Standing Figure (1969) Willem de Kooning
Standing Figure is one of the three statues of Willem de Kooning, who is rich in the city. It forms a unity with two other images of De Kooning: Seated Woman en Reclining Figure. The first is owned by the city, but Standing Figure en Reclining Figure are both on loan from De Willem de Kooning Foundation (since 2005). Both images were in Boston before that time. At the end of the 60, the painter began to experiment with modeling clay. De Kooning saw working with clay as spatial painting. Like his paintings, he created his sculptures in a spontaneous movement without sketches or preliminary studies.

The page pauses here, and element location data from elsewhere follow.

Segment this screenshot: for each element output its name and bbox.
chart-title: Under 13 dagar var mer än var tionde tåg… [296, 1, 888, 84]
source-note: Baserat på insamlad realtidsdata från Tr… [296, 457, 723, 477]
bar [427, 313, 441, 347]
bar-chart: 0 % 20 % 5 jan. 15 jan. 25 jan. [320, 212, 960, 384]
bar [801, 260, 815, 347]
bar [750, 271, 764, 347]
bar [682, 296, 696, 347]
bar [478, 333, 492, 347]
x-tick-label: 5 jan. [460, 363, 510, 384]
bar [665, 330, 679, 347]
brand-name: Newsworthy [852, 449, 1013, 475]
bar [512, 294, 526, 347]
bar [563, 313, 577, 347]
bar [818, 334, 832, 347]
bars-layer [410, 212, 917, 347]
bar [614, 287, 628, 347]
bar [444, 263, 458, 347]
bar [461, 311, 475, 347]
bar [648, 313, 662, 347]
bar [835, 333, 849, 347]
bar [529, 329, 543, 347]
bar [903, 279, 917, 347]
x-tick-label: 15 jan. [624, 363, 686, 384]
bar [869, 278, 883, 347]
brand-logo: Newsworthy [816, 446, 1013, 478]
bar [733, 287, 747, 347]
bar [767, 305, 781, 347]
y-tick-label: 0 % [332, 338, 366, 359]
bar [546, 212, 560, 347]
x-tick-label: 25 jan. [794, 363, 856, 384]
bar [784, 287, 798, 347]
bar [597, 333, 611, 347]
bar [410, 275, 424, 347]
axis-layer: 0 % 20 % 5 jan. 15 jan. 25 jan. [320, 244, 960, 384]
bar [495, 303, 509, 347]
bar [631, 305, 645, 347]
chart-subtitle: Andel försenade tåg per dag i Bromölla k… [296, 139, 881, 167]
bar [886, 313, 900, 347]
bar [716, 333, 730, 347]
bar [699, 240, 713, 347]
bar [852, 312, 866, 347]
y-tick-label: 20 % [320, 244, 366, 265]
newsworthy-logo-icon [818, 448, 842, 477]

He overlaid the images with three pairs of gloves because he found his own hands too small. He thought sculpting was not an essentially different activity than painting; he saw clay as thick paint. The way of working can be seen from the casting. The limbs of rolls of clay, which are attached to the kneaded trunk, the bowl-shaped impressions of a thumb, even the enlarged fingerprints that stand out in the bronze skin, can all be related to the human hand. The lively dark patina, with which the bronze is finished, reinforces the reflections on the curves of the sculpture. For more information: Sculpture International Rotterdam
Originally from Rotterdam artist Willem de Kooning (Rotterdam, 1904 - Springs, New York, 1997) became one of the most famous representatives of the then new Abstract Expressionism in America in the 1950s. In those years he initially made large abstract paintings with expressive paint gestures. At the end of the sixties he started making sculptures. He made approximately 25 of these large bronze female figures, three of which are in Rotterdam. After his death, the Rotterdam art academy was renamed Willem de Kooning Academy in 1998.